VÍCIO
21 de Outubro de 2002
Ejaculam-se hipóteses, vasculham-se
porões, percorrem-se labirintos, tonteia-se em meandros, afoga-se nas
ondas, despenca-se de abismos, nada-se contra a correnteza, o rodamoinho
te aguarda, a roda da fortuna se distancia, e o vício?
O vício, meus caros irmãos, deve ser
tratado a pão e água para evitar que reincidas na senda das drogas que
tão mal fazem aos traficantes, que só são notados que estão entre nós
quando adquirem o poder de Saturno ao decidir sobre o céu e o inferno
que nos avizinha.
O vício da bebida, minhas caras
brasileiras e brasileiros, escancara a cara inchada de goró que rouqueja
a voz, pedindo um cigarro no canto da boca, a empanturrar o ar outrora
saudável de nicotina, que já foi pura sem filtro, e empurra com a
barriga sua notória infelicidade de não ter realizado um pingo do que
sonhou. Não lhe sobrando um pingo de vergonha na cara, apenas o câncer
que redime e a cirrose que afaga um tempo inesquecível que não volta
mais.
Que mal há em jogar uns trocados na
corrida de cavalinhos? Que mal há em renovar a esperança em cada páreo?

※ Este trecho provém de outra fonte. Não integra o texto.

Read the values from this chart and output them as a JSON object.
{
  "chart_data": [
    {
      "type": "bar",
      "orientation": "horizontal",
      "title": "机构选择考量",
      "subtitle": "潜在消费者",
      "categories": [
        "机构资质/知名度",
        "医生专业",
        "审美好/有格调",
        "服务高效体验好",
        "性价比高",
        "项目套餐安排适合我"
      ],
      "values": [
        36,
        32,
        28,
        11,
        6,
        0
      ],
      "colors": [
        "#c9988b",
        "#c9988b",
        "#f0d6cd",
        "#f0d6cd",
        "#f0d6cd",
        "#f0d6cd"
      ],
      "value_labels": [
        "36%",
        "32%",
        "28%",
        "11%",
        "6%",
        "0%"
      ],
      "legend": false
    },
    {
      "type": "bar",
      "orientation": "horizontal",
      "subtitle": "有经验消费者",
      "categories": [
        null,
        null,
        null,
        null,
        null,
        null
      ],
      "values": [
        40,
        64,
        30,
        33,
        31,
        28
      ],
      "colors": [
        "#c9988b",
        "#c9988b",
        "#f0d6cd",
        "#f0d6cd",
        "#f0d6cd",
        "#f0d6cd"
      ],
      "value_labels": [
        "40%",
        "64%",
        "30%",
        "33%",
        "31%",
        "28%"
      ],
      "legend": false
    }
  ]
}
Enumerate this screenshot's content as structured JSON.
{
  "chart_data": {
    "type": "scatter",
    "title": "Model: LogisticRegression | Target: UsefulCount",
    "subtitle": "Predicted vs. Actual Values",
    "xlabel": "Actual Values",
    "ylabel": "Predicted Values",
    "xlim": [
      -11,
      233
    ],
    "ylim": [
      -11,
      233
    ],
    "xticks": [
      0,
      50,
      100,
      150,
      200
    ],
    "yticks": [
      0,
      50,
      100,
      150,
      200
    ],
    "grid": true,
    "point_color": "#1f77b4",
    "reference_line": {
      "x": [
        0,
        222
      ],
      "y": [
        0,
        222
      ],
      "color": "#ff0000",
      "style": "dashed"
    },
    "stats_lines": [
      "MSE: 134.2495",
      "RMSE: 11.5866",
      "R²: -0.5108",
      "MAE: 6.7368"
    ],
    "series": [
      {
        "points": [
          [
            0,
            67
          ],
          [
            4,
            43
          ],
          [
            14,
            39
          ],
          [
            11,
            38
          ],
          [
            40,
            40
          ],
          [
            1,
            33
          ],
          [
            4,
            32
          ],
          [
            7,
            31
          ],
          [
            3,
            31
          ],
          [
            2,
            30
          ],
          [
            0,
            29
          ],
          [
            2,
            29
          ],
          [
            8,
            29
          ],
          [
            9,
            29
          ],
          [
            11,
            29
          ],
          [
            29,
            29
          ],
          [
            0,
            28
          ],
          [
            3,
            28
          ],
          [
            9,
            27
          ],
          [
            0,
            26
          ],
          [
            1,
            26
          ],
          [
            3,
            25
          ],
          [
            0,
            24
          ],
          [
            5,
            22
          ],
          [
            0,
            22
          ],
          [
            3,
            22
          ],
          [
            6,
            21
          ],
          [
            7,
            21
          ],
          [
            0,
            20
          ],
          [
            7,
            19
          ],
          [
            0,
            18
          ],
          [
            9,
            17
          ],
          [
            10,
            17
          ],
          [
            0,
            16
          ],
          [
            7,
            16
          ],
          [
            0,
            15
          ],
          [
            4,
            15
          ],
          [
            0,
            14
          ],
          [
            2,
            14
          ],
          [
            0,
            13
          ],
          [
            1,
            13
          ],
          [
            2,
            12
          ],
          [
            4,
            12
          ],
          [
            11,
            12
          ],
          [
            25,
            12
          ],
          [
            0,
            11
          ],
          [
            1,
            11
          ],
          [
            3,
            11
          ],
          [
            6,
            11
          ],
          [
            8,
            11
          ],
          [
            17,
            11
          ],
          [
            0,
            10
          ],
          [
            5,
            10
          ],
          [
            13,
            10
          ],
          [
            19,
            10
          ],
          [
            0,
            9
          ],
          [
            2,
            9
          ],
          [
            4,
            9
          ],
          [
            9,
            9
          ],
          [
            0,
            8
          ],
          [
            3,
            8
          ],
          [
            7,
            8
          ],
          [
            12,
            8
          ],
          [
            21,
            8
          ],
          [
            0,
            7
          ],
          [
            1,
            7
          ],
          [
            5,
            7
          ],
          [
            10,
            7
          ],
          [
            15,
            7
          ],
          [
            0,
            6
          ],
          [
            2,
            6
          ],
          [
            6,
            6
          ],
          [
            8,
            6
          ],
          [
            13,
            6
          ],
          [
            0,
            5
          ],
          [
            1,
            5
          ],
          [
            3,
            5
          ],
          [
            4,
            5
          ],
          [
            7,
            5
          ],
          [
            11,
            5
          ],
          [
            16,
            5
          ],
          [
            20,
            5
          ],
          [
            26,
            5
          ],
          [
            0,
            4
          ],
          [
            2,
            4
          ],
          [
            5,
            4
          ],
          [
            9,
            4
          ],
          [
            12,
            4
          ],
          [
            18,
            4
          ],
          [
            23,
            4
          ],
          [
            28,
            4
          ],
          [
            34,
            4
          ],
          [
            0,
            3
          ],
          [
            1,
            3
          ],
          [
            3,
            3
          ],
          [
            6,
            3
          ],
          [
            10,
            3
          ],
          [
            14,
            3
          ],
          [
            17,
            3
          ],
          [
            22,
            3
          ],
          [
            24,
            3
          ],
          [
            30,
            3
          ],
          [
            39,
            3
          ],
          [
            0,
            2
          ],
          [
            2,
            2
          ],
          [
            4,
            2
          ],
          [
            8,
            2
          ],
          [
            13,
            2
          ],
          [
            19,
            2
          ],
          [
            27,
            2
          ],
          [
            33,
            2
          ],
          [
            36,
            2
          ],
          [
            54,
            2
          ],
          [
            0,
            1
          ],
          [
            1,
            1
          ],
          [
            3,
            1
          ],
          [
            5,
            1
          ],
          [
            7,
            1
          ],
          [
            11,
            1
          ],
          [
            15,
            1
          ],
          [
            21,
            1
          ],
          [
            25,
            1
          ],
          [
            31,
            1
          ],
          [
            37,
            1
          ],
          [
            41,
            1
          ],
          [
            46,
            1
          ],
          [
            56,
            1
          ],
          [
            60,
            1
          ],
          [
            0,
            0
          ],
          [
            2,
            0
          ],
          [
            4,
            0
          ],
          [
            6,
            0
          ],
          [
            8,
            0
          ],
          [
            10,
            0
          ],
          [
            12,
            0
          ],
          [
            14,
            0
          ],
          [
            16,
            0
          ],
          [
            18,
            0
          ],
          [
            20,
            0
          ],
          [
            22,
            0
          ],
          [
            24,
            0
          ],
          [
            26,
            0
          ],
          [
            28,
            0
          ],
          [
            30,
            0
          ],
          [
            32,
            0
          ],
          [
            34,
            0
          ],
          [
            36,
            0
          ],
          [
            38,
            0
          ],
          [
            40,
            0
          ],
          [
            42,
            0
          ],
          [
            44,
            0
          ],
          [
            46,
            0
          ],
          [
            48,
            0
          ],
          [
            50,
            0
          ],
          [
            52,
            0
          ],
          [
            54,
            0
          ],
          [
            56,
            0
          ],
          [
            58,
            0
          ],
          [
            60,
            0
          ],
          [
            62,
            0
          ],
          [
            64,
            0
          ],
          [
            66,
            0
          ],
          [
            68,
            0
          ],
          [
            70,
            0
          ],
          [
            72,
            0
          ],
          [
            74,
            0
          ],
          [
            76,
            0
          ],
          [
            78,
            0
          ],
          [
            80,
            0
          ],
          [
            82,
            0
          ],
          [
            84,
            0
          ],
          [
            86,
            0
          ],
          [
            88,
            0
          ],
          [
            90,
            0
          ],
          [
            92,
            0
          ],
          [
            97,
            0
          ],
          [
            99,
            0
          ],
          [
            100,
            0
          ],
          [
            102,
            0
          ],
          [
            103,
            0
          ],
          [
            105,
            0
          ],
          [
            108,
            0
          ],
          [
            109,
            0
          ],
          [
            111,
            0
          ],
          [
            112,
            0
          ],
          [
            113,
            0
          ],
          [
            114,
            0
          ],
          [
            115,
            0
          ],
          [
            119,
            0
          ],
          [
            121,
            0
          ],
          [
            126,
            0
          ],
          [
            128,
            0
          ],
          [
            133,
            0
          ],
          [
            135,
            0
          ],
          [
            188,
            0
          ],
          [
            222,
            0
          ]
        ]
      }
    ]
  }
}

Se o jóquei freou o tempo todo aquela beleza de égua malhada, se o
treinador apostou no azarão e jogou contra seu patrimônio, o que há de
se fazer se o pôquer dá sopa para o azar, é uma questão de sorte você se
dar bem nesse cassino, cuja roleta te deixa tonto, vai tomar dentro do
bacará, seu otário, seu fim, que está próximo, é jogar buraco em casa
geriátrica e nem assim conseguir o “morto”, pois “bateram” na sua cara
com a canastra nas mãos.
O vício do sexo é falar do que fez, como
faz e tira prazer, medindo na freqüência o que abocanha e suga, para
cair de quatro e se ver às voltas com quem exige que dê tudo de si. E
você dá, dá tudo o que seu parceiro pedir, pois sexo é isso, é troca, é
ter direito a tirar um naco de sua carne para devolver em prazer o que
irá aguçar seus olhos, sua ilusão, sua consciência. Daí viciando,
viciado resta, e só se fala nisso.
O mais sério dos vícios, segundo Marx, é o
de pedir dinheiro emprestado, para girar com o suporte dos amigos sua
vida tacanha, a responsabilidade pelos seus atos que não assume, por
Deus tê-lo feito nascer do jeito que não queria. Quem tem que pagar o
pato, pensa, são os que não padecem dessa chaga, transferindo a riqueza
material para o pobre de espírito.
No mundo paranormal, existe um fenômeno
freqüentemente descrito como experiências sobrenaturais, a sensação de
flutuar acima do próprio corpo e vê-lo estendido numa cama. Na maioria
das vezes, essa viagem astral é associada ao desligamento da alma e
elevação do espírito. A ciência acredita que estimulando uma área
chamada giro angular, ligada à percepção mental que uma pessoa tem de
seu corpo, pode se reproduzir essa sensação extracorpórea, distorcendo
imagens como Alice no País das Maravilhas. Um curto-circuito em que
também se pode projetar uma cena antes mesmo de ela acontecer,
processada como se fosse uma lembrança antiga.
O vício busca alcançar essa
paranormalidade, mas por ser desmancha-prazeres, apenas o remete ao dia
seguinte em que tudo irá começar de novo, nos seus devidos lugares,
conforme Deus criou o mundo. Incapaz de captar sinais. Evidências ao
alcance de suas mãos, se acreditasse que valia a pena apostar em si, no
seu percurso, na capacidade de construir um mundo melhor, sem o quê a
vida perde o sentido. E a razão de estarmos aqui só ser descoberta
quando for tarde demais para reconstruir tudo fora de seus devidos
lugares, conforme Deus criou o mundo.